(Last updated April 1, 2020)
On March 31, 2020, the U.S. Department of the Treasury (Treasury) published the Paycheck Protection Program Application Form together with additional clarifications and guidance on program loans. The application form can be found here and the published Paycheck Protection Program Information Sheet for Borrowers published by Treasury can be found here.
Notably, the referenced information sheet clarifies the following (which, in some cases, is a bit different than the language of the statute and seems to indicate the direction that the SBA’s enabling regulations are headed):
• It is anticipated that no more than 25% of the forgiveness amount may be used for non-payroll purposes.

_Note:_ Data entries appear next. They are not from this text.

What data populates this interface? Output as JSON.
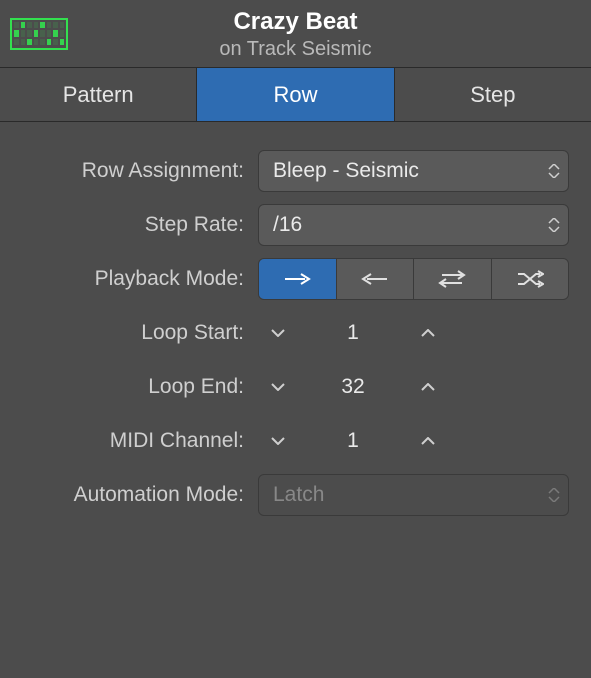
{
  "header": {
    "title": "Crazy Beat",
    "subtitle": "on Track Seismic"
  },
  "tabs": {
    "items": [
      {
        "label": "Pattern",
        "active": false
      },
      {
        "label": "Row",
        "active": true
      },
      {
        "label": "Step",
        "active": false
      }
    ]
  },
  "labels": {
    "row_assignment": "Row Assignment:",
    "step_rate": "Step Rate:",
    "playback_mode": "Playback Mode:",
    "loop_start": "Loop Start:",
    "loop_end": "Loop End:",
    "midi_channel": "MIDI Channel:",
    "automation_mode": "Automation Mode:"
  },
  "values": {
    "row_assignment": "Bleep - Seismic",
    "step_rate": "/16",
    "loop_start": "1",
    "loop_end": "32",
    "midi_channel": "1",
    "automation_mode": "Latch"
  },
  "playback_mode_options": [
    "forward",
    "backward",
    "pendulum",
    "random"
  ],
  "playback_mode_selected_index": 0
}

• Loan payments will be deferred for 6 months (the CARES Act stated that the deferment would be no less than 6 months and up to 12 months – it seems clear that 12-month deferments won’t be an option). Also, while payments are to be deferred for the 6 months, interest will accrue during that deferment period.
• The interest rate will be 0.50% (far more favorable than the 4.00% not to exceed rate referenced in the CARES Act).
• The term of the loan (for any portion not forgiven) will be 2 years (tighter than the “maximum maturity” of 10 years referenced in the CARES Act).
• Small businesses and sole proprietorships can apply by submitting the application to an SBA approved lender beginning Friday, April 3, 2020.
• Independent contractors and self-employed individuals can apply by submitting the application to an SBA approved lender beginning Friday, April 10, 2020.
NOTE: As the loan program is likely to be “first come, first served” and because demand is expected to be extraordinarily high, it is highly recommended that qualifying businesses and individuals apply ASAP.